Researchers from Canada report, late-pregnancy exposure to COX-2 inhibitors appears to be associated with an increased risk of preterm birth. The study findings were published in the pain.

Dr. Anick Berard said, the study findings show that regardless of whether NSAIDs (nonsteroidal anti-inflammatory drugs), COX-2 inhibitors, or biologics are given for autoimmune diseases or not (taking into account the indication or not), celecoxib is the only one associated with an increased risk of prematurity in singleton live births

Previous studies on the safety of NSAIDs during pregnancy have focused mainly on the risk of miscarriage, birth defects and persistent pulmonary hypertension in the newborn resulting from premature closure of the ductus arteriosus, with little examination of a possible relationship between their use and the risk of preterm birth.

Dr.
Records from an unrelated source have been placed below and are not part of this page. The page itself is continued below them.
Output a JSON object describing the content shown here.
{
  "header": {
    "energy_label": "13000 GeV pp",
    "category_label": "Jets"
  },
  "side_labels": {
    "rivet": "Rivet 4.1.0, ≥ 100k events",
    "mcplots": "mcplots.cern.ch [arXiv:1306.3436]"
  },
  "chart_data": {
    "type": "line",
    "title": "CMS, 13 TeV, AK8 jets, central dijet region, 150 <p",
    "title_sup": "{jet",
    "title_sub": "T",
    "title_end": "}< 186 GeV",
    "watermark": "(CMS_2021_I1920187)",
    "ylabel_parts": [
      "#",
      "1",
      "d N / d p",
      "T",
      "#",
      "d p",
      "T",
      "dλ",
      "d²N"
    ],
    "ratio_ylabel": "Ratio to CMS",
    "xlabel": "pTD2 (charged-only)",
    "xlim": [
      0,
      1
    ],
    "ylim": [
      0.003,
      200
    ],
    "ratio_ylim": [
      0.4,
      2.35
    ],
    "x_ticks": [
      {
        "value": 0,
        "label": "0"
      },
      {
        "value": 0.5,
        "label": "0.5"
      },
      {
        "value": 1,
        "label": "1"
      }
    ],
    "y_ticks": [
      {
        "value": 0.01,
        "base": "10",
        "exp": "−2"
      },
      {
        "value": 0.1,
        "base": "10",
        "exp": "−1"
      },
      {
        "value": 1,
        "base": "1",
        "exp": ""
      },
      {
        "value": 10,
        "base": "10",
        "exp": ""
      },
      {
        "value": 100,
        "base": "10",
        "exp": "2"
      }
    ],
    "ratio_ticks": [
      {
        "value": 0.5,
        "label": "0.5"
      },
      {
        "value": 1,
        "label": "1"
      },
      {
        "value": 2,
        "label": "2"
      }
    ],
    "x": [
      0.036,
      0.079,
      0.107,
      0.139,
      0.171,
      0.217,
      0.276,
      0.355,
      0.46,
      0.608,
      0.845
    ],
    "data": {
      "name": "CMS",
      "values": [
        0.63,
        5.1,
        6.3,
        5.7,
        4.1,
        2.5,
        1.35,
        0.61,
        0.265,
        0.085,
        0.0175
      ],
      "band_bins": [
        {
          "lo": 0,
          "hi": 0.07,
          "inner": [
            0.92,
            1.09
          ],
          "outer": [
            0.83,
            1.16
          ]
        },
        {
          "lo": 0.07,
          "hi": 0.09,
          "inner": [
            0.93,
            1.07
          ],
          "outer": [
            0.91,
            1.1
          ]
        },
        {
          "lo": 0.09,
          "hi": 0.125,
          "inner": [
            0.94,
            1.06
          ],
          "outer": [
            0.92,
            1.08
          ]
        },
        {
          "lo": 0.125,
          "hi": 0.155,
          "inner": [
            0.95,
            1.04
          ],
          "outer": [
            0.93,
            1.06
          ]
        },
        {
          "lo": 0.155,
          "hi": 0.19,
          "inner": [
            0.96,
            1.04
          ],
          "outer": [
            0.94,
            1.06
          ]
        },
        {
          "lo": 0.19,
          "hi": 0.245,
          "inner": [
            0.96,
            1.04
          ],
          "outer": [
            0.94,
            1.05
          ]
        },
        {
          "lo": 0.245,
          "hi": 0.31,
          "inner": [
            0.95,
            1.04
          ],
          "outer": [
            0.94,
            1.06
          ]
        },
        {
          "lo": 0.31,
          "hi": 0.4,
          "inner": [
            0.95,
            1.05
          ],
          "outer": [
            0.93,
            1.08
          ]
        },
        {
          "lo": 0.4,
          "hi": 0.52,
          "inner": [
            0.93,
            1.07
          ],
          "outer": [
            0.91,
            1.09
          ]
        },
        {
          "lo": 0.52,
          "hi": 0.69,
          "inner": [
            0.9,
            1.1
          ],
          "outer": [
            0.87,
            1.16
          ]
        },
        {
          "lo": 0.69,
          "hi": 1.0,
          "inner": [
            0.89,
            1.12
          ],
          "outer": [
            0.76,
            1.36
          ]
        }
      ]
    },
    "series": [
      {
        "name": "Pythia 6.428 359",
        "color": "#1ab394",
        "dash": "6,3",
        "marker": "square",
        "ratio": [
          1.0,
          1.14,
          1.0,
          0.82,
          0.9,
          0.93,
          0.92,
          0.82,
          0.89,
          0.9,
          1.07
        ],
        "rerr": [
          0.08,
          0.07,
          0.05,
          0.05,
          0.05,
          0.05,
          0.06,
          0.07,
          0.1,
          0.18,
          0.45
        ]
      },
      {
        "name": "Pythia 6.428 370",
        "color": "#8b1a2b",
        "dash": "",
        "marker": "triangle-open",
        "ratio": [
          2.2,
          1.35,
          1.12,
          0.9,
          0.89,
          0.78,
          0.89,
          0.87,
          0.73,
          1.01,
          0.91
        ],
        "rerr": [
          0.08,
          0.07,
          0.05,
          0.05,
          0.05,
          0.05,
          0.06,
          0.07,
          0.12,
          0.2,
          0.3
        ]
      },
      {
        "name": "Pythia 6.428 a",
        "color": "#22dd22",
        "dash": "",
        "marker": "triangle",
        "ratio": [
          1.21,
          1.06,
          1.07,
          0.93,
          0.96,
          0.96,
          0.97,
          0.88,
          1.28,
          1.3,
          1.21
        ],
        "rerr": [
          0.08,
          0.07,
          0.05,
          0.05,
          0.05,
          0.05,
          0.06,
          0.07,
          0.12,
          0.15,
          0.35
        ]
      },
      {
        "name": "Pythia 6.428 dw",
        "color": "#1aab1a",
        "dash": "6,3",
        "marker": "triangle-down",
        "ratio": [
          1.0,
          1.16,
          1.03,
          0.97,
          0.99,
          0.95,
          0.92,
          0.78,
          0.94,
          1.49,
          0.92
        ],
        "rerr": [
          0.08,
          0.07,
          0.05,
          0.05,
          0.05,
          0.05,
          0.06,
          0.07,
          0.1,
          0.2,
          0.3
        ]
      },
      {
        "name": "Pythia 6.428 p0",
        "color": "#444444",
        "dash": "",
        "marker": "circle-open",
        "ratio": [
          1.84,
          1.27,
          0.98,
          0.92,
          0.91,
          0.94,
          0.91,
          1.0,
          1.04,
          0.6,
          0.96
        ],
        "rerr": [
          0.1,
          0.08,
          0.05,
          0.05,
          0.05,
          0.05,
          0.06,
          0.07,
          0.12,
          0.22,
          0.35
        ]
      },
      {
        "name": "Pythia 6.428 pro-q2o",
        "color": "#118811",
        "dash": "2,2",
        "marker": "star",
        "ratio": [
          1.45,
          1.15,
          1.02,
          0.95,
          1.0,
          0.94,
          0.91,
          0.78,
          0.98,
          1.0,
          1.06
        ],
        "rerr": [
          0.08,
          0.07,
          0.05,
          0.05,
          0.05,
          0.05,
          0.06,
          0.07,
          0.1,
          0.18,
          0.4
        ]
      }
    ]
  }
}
Berard's team used data from the Quebec Pregnancy Cohort to quantify the risk of premature birth associated with the use of NSAIDs, COX-2 inhibitors, and biologic agents in the three months before delivery.

Among more than 156,000 pregnancies, only 448 (0.29%) were exposed to one of the study medications in the three months prior to delivery. Overall, 7.1% of pregnancies ended before 37 weeks’ gestation, including 11.4% of those exposed to NSAIDs or COX-2 inhibitors and 7.1% of those not exposed.
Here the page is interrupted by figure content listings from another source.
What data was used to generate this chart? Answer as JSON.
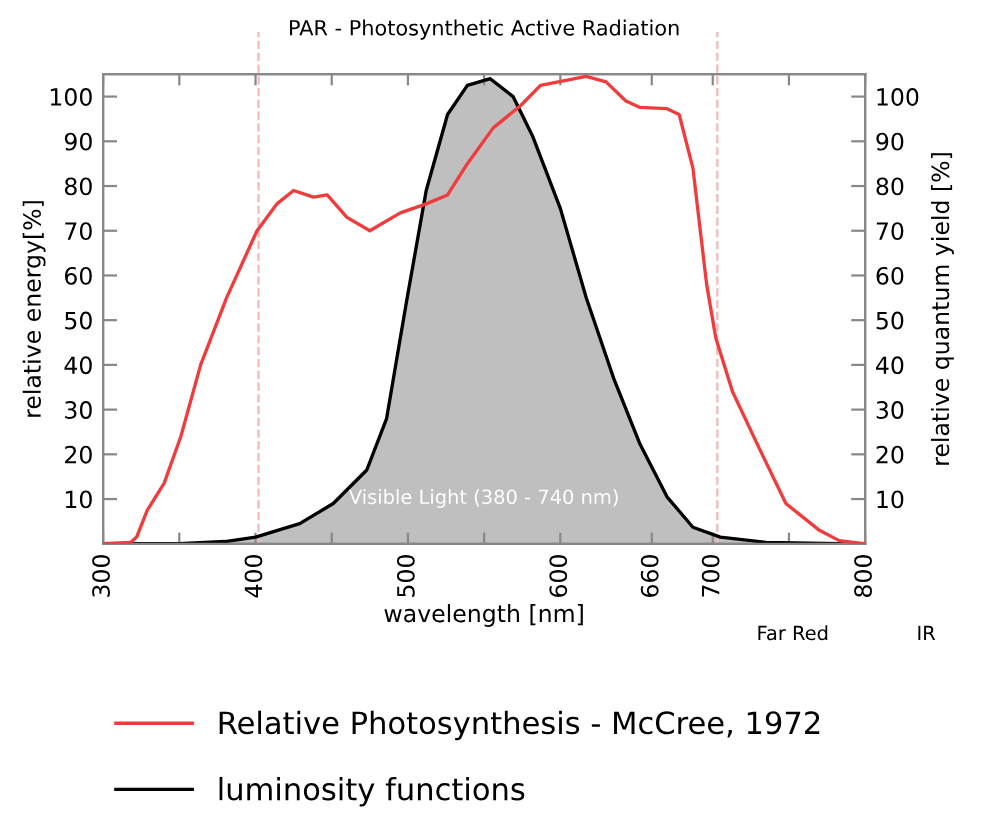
{
  "chart_data": {
    "type": "line",
    "title": "PAR - Photosynthetic Active Radiation",
    "xlabel": "wavelength [nm]",
    "ylabel": "relative energy[%]",
    "y2label": "relative quantum yield [%]",
    "xlim": [
      300,
      800
    ],
    "xticks": [
      300,
      {
        "value": 350,
        "label": null
      },
      400,
      {
        "value": 450,
        "label": null
      },
      500,
      {
        "value": 550,
        "label": null
      },
      600,
      660,
      700,
      {
        "value": 750,
        "label": null
      },
      800
    ],
    "ylim": [
      0,
      105
    ],
    "yticks": [
      10,
      20,
      30,
      40,
      50,
      60,
      70,
      80,
      90,
      100
    ],
    "y2lim": [
      0,
      105
    ],
    "y2ticks": [
      10,
      20,
      30,
      40,
      50,
      60,
      70,
      80,
      90,
      100
    ],
    "series": [
      {
        "name": "Relative Photosynthesis - McCree, 1972",
        "color": "#f03c3c",
        "axis": "y2",
        "x": [
          300,
          318,
          322,
          329,
          340,
          351,
          364,
          381,
          401,
          414,
          425,
          438,
          447,
          460,
          475,
          495,
          512,
          526,
          539,
          556,
          574,
          587,
          617,
          630,
          643,
          652,
          670,
          678,
          687,
          696,
          702,
          713,
          731,
          748,
          770,
          783,
          800
        ],
        "values": [
          0,
          0.3,
          1.5,
          7.5,
          13.5,
          24,
          40,
          55,
          70,
          76,
          79,
          77.5,
          78,
          73,
          70,
          74,
          76,
          78,
          85,
          93,
          98,
          102.5,
          104.5,
          103.3,
          99,
          97.6,
          97.3,
          96,
          84,
          58,
          46,
          34,
          21,
          9,
          3,
          0.7,
          0
        ]
      },
      {
        "name": "luminosity functions",
        "type": "area",
        "color": "#000000",
        "x": [
          300,
          350,
          380,
          400,
          429,
          451,
          473,
          486,
          499,
          512,
          526,
          539,
          554,
          569,
          582,
          600,
          617,
          635,
          652,
          670,
          687,
          705,
          735,
          783,
          800
        ],
        "values": [
          0,
          0,
          0.5,
          1.5,
          4.5,
          9,
          16.5,
          28,
          54,
          79,
          96,
          102.5,
          104,
          100,
          91,
          75,
          55,
          37,
          22.5,
          10.5,
          3.7,
          1.5,
          0.3,
          0,
          0
        ]
      }
    ],
    "ref_lines": [
      {
        "axis": "x",
        "value": 402,
        "color": "#f4b8b8",
        "line_style": "dashed"
      },
      {
        "axis": "x",
        "value": 703,
        "color": "#f4b8b8",
        "line_style": "dashed"
      }
    ],
    "annotations": [
      "Visible Light (380 - 740 nm)",
      "Far Red",
      "IR"
    ],
    "legend": "bottom",
    "grid": false,
    "marker": "none",
    "line_style": "solid"
  }
}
After adjustment for potential confounders, including maternal autoimmune disease, only COX-2 inhibitor use during late pregnancy was associated with a significantly increased risk of prematurity (odds ratio, 2.46, based on 10 exposed cases). Celecoxib, in particular, was associated with 3.41-fold increased odds (based on 6 exposed cases).

In subgroup analyses, the association between exposure to NSAIDs/COX-2 inhibitors in late pregnancy and the risk of prematurity was evident only among very preterm and extremely preterm deliveries, with no significant association for the risk of moderate to late preterm deliveries.

Late pregnancy exposure to disease-modifying antirheumatic drugs (DMARDs) was not associated with an increased risk of preterm birth (based on 28 exposed cases). Early pregnancy exposure to NSAIDs/COX-2 inhibitors was not associated with the risk of prematurity.

Among the potential limitations of the study, the researchers note, were a lack of data on use of over-the-counter NSAIDs and important covariates such as smoking status and maternal body weight. Moreover, the small numbers of exposed cases resulted in low statistical power and unstable risk estimates for most specific NSAIDs.

“Pain control during pregnancy needs to take into account a multitude of issues, including the risk of prematurity,” Dr. Berard said. “Given the findings of our study, and specifically with regard to the risk of prematurity, more caution should be given to the use of these medications in the 3 months before delivery.”